Equipment vendor Ericsson ramped its predictions for 5G subscriptions in the period to end-2024 by an extra 400 million, due to rapid early momentum and enthusiasm for the technology following initial launches.

In its latest Mobility Report, the company said 5G subscriptions were now expected to reach 1.9 billion in 2024, up from its previous forecast in November 2018 of 1.5 billion subscriptions, an increase of almost 27 per cent.

The updated forecast comes as operators begin to accelerate deployments and users begin to switch to 5G devices, it stated.

Ericsson also upped its forecast for 5G coverage from 40 per cent to 45 per cent of the world’s population in five years’ time, a figure which could surge to 65 per cent due to spectrum sharing, which enables deployments on LTE frequency bands.

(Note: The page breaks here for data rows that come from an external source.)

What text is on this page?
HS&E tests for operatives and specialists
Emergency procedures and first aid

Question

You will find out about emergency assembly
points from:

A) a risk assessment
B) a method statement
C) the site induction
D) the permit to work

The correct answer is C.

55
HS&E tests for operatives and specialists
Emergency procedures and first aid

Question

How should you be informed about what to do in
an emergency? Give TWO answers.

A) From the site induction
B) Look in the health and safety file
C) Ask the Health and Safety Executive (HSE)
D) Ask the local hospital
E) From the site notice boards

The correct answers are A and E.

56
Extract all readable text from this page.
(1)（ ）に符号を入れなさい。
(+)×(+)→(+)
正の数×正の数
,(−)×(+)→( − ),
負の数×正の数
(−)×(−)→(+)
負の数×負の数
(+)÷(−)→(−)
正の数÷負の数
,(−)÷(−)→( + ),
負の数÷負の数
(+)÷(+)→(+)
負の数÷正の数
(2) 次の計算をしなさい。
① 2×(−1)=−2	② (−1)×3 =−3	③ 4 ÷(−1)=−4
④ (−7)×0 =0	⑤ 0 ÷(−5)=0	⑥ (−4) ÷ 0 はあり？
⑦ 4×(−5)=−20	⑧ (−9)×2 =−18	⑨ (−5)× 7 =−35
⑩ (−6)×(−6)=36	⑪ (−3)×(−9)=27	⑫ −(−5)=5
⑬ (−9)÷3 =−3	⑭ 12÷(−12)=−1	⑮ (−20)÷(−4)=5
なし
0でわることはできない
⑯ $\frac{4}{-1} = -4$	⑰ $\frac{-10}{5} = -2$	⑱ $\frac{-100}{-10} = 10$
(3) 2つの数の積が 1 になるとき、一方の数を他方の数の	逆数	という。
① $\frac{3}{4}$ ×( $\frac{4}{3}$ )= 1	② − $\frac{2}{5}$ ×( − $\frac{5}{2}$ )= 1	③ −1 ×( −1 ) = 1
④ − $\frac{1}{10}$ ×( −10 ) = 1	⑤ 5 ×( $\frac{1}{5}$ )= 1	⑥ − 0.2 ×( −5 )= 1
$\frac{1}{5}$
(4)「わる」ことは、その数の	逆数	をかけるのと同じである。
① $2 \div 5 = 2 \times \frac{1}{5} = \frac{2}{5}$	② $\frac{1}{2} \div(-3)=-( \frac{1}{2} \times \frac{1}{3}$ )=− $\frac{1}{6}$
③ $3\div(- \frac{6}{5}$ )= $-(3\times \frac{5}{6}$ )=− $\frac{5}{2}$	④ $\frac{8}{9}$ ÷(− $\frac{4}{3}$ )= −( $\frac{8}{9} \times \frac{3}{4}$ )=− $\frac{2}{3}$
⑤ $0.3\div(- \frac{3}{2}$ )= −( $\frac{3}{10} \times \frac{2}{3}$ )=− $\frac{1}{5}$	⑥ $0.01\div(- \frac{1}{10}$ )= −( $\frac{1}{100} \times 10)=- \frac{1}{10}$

The vendor said its increased confidence regarding uptake of the technology was in part due to the strong commitment of chipset and device vendors, key to the acceleration of 5G. In the short-term, it predicted more than 10 million 5G subscriptions by the end of 2019, as compatible smartphones across all the main spectrum bands become available and an increasing number of networks go live.

Indeed officials in South Korea, one of the first countries to launch 5G, in May said 260,000 subscribers had signed up for the technology just weeks after commercial launches.

Fervour
Fredrik Jejdling, EVP and head of Ericsson’s Networks business, said 5G’s rapid pace already reflects “service providers’ and consumers’ enthusiasm for the technology”.

As is common across the industry, particularly in Europe, Jejdling cautioned “the full benefits can only be reaped with the establishment of a solid ecosystem in which technology, regulatory, security and industry partners all have a part to play”.

In other highlights from the report, Ericsson said total mobile data traffic continued to soar globally, up 82 per cent year on year in Q1 2019. By end-2024, it expects 131 exabytes to be consumed each month, 35 per cent of which will be over 5G networks.

Ericsson also forecast there will be 4.1 billion cellular IoT connections globally in 2024, up from 1 billion today.